INIKALSEL.COM – Pada akhir pekan lalu, Otoritas Jasa Keuangan (OJK) Provinsi Kalimantan Selatan (Kalsel) bekerjasama dengan Dinas Pertanian dan Ketahanan Pangan (DPKP) Provinsi Kalsel menggelar kegiatan pendampingan/workshop yang bertujuan untuk mendukung pengembangan budidaya padi apung di Kecamatan Daha Selatan, Kabupaten Hulu Sungai Selatan (HSS).
Abidir Rahman, yang mewakili Kepala OJK Kalsel dalam acara tersebut, menegaskan pentingnya dukungan untuk pengembangan budidaya padi apung.
Ia menyampaikan bahwa metode ini telah terbukti efektif dalam memanfaatkan lahan rawa yang tergenang air sepanjang tahun, yang pada akhirnya dapat meningkatkan produktivitas ekonomi daerah.

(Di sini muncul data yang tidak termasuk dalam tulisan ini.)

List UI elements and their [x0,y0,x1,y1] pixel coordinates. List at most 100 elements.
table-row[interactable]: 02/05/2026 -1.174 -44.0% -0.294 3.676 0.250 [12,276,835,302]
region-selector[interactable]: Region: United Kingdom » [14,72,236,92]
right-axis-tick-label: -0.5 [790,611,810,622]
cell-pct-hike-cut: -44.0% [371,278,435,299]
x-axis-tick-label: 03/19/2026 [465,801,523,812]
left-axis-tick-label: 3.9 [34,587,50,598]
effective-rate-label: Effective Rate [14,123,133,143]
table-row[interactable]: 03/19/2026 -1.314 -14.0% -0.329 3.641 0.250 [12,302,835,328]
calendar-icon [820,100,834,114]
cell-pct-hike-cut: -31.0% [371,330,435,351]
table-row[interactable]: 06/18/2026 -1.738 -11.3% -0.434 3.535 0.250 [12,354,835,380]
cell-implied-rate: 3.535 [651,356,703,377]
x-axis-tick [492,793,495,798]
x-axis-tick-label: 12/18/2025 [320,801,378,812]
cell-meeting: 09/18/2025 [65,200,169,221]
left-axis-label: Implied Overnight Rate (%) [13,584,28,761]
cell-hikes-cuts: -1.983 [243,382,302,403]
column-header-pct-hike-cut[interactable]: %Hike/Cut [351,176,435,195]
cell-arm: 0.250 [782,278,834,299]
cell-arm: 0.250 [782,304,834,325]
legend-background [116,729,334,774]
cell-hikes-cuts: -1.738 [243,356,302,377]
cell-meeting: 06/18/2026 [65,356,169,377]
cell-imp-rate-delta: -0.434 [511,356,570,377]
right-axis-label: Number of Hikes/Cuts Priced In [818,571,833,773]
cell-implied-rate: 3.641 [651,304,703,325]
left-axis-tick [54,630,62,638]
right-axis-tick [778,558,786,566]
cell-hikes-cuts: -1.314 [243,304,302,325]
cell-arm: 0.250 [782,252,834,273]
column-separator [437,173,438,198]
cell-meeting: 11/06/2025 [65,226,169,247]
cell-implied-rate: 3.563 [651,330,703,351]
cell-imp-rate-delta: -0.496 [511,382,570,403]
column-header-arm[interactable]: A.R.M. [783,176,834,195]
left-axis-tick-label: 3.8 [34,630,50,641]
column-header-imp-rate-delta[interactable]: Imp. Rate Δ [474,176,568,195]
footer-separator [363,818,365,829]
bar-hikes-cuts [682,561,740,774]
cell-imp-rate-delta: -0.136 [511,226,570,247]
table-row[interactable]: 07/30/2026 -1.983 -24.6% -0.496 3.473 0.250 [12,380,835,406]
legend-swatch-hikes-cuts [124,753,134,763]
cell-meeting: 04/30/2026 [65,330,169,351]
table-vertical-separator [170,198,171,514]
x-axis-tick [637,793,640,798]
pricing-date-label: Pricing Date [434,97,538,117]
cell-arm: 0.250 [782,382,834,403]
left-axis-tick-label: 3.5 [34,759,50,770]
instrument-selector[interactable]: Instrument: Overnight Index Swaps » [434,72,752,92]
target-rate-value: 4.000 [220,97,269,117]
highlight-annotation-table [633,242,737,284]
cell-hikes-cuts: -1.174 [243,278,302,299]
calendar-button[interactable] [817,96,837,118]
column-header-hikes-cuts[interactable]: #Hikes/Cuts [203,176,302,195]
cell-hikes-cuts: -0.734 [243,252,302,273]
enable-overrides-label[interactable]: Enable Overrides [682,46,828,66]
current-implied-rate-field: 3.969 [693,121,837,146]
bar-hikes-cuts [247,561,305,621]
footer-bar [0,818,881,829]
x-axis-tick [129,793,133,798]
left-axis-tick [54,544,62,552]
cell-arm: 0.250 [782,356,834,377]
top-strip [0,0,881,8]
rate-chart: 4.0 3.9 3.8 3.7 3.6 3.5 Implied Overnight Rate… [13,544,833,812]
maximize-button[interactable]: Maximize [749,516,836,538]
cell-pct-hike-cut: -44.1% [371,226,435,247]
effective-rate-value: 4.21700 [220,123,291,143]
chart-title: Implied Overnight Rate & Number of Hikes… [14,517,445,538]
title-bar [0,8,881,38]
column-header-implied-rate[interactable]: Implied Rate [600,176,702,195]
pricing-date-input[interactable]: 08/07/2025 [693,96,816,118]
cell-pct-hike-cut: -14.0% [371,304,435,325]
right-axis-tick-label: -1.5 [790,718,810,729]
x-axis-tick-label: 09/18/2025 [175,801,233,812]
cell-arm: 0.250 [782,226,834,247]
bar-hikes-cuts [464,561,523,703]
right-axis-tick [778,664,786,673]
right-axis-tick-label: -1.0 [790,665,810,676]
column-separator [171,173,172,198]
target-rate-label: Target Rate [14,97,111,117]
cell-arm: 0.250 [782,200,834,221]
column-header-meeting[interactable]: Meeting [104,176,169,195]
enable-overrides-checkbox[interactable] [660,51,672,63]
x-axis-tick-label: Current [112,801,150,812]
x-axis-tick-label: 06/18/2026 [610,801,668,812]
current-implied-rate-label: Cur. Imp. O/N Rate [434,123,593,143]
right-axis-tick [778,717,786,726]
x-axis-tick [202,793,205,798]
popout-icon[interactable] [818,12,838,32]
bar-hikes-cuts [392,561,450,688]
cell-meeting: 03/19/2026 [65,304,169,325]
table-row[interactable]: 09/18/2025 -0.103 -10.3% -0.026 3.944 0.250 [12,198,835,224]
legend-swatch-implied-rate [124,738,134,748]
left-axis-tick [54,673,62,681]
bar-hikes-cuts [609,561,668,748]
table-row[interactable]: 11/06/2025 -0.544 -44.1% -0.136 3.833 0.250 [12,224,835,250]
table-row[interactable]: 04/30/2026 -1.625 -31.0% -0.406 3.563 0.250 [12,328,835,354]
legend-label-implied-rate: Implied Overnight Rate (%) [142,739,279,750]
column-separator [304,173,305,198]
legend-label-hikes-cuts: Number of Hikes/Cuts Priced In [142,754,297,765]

Kalimantan Selatan memiliki potensi besar untuk mengembangkan budidaya padi apung, mengingat luasnya lahan rawa lebak yang cocok untuk metode ini.
Budidaya padi apung tidak hanya memperpendek masa tanam, namun juga memungkinkan untuk dilakukan sepanjang tahun, termasuk pada musim penghujan.
Dalam kegiatan pendampingan tersebut, selain dari pihak OJK dan DPKP Provinsi Kalsel, turut hadir pula perwakilan dari Balai Perlindungan Tanaman Pangan dan Hortikultura Provinsi Kalimantan Selatan serta Dinas Pertanian dari Kabupaten lain di sekitar Hulu Sungai Selatan.
Hadir pula perwakilan dari lembaga jasa keuangan seperti Bank Mandiri, Bank BNI, BSI, Bank Kalsel, PNM, Jamkrindo, Jamkrida, dan Jasindo, yang turut berperan dalam mendukung akses pembiayaan bagi petani padi apung.
Pendampingan ini bertujuan untuk memberikan pemahaman teknis tentang budidaya padi apung, serta memaparkan kendala dan risiko yang mungkin timbul, termasuk perhitungan ekonominya.
Para peserta juga diajak untuk melihat langsung lokasi budidaya padi apung di sekitar Kecamatan Daha, sebagai bagian dari upaya untuk memberikan gambaran yang jelas kepada para petani.
Selain sebagai wadah untuk berbagi pengetahuan dan pengalaman, kegiatan ini juga dirancang untuk memfasilitasi pertemuan antara lembaga jasa keuangan dengan para petani padi apung.
Dengan demikian, diharapkan bahwa lembaga jasa keuangan dapat lebih memahami potensi dan kelayakan dari segi pembiayaan, yang pada gilirannya akan mendorong pengembangan lebih lanjut dari budidaya padi apung di Kalimantan Selatan.
Melalui kegiatan ini, OJK Provinsi Kalimantan Selatan bersama DPKP dan stakeholder terkait tidak hanya berupaya untuk meningkatkan produktivitas budidaya padi apung, tetapi juga untuk menjadikan budidaya ini sebagai salah satu motor penggerak ekonomi daerah.
Dengan kolaborasi yang baik antara pemerintah, lembaga keuangan, dan petani, diharapkan budidaya padi apung dapat menjadi solusi yang berkelanjutan dalam memanfaatkan potensi alam Kalimantan Selatan secara optimal.